The Three Girls' Veils


I love stories. I believe many people do, as children or as grown-ups.


Hearing stories create changes in your mind. Story metaphors work magically in your brain, as our brain is a pattern matching organ. In fact, any story produces some kind of a change in the people who hear, tell or make it.


The Three Girls’ Veils*


Three girls stitched and designed their own wedding veils, as was the custom in the villages and the lands in which they lived.


The first, impatient for the wedding itself, worked hastily and without care, thinking it much less important than what was to come. When she married, the veil was a mix of unmatched colours. People made comment on it, but she didn’t care. After all, she had got what she wanted. Yet that veil also somehow foretold and typified the years of the marriage that followed. Not exactly happy or contended years.


The second girl was a fine needlewoman, the best in the village. She prepared herself for the task very carefully. But as soon as she began to stitch, she felt critical of her design and started again. Very soon she was unhappy with the second attempt- the third and the fourth. This had to be perfect – and indeed it was, when she finally finished it. But by that time the husband-to-be had long since married someone else and she was 93.

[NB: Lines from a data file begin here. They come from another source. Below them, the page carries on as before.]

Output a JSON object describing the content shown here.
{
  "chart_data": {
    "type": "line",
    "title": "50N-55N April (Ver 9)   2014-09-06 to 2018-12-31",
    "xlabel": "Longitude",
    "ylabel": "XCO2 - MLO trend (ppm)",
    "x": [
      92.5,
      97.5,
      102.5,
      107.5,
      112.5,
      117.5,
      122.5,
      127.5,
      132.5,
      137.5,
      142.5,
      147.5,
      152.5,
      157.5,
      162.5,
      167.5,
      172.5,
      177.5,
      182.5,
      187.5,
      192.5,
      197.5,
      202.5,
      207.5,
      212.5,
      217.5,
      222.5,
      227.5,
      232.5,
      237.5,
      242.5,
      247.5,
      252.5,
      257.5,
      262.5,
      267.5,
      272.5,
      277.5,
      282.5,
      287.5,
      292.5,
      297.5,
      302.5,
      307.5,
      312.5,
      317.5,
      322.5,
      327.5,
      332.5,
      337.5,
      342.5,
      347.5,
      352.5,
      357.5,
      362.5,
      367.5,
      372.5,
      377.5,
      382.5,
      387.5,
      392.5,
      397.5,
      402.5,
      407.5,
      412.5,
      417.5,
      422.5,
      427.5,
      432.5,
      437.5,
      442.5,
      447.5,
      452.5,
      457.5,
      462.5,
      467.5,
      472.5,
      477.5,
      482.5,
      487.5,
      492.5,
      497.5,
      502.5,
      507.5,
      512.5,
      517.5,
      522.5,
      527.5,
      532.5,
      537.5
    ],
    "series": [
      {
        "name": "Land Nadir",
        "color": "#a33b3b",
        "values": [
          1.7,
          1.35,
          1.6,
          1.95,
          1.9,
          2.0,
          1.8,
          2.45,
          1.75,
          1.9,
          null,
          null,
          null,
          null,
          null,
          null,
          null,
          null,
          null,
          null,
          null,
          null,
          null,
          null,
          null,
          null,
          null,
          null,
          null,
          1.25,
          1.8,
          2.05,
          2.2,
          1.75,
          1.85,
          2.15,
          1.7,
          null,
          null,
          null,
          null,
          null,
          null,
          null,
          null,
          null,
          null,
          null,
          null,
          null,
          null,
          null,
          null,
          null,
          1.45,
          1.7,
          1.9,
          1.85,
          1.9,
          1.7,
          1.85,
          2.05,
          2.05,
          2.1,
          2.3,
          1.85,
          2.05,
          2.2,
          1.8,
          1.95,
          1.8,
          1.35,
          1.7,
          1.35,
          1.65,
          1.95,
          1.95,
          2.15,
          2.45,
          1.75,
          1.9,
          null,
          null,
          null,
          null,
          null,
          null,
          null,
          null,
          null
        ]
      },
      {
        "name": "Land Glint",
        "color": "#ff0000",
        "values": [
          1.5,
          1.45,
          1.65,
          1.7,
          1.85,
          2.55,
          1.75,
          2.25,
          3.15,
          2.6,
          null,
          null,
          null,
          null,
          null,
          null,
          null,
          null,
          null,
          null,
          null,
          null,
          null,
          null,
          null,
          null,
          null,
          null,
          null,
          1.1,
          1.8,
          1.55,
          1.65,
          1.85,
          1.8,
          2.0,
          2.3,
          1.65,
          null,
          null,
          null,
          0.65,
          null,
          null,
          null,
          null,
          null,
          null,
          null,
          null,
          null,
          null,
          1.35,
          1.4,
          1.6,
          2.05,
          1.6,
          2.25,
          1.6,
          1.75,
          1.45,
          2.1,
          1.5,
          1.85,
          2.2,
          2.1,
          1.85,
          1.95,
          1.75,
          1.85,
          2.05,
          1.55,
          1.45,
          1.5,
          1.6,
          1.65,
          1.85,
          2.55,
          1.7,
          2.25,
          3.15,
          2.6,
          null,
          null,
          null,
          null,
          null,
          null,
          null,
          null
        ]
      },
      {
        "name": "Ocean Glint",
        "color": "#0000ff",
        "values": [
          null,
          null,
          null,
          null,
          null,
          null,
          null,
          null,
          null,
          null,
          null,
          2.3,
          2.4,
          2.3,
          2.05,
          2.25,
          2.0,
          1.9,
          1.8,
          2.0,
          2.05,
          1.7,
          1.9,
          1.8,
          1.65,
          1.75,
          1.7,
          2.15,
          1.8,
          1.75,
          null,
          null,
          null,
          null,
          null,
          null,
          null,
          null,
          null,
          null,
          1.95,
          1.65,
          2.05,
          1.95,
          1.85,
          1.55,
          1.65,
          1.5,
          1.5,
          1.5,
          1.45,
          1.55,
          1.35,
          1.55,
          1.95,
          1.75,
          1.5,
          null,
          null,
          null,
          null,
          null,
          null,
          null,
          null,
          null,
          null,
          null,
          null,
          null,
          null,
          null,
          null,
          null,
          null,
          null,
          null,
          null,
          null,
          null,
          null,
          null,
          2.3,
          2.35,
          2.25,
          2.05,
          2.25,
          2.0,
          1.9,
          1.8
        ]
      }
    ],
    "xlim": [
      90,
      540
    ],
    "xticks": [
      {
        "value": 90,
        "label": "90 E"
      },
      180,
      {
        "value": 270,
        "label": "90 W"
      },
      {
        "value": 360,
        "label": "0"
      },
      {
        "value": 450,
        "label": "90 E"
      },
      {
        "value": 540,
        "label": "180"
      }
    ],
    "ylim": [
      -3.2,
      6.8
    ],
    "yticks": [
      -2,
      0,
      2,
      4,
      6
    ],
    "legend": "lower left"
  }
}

As for the third, well she set to work and she attended to it but very soon she made a mistake. However, she realized she could rescue it and stitched around and altered her plan just a little. She did not unpick the stitches and she went on – until she made another mistake. Again she adapted the design and worked around the error…and again and again. When she was married, everyone said what a beautiful veil it was that she was wearing. She never tired of telling people what it was made from: mistakes. Her marriage was a good one too. Whenever something was not going smoothly, she and her husband found ways to adapt and to work around the issues together.


I find this story inspiring. Stories work in different people through different ways. My hope is that - through understanding the stories that you have been telling yourselves - it helps you to move towards more effective and positive ways of being.


Which one of the three girls above resonate in your life?



*Parkinson, Rob. (2009) “Transforming Tales – How Stories Can Change People”. JKP.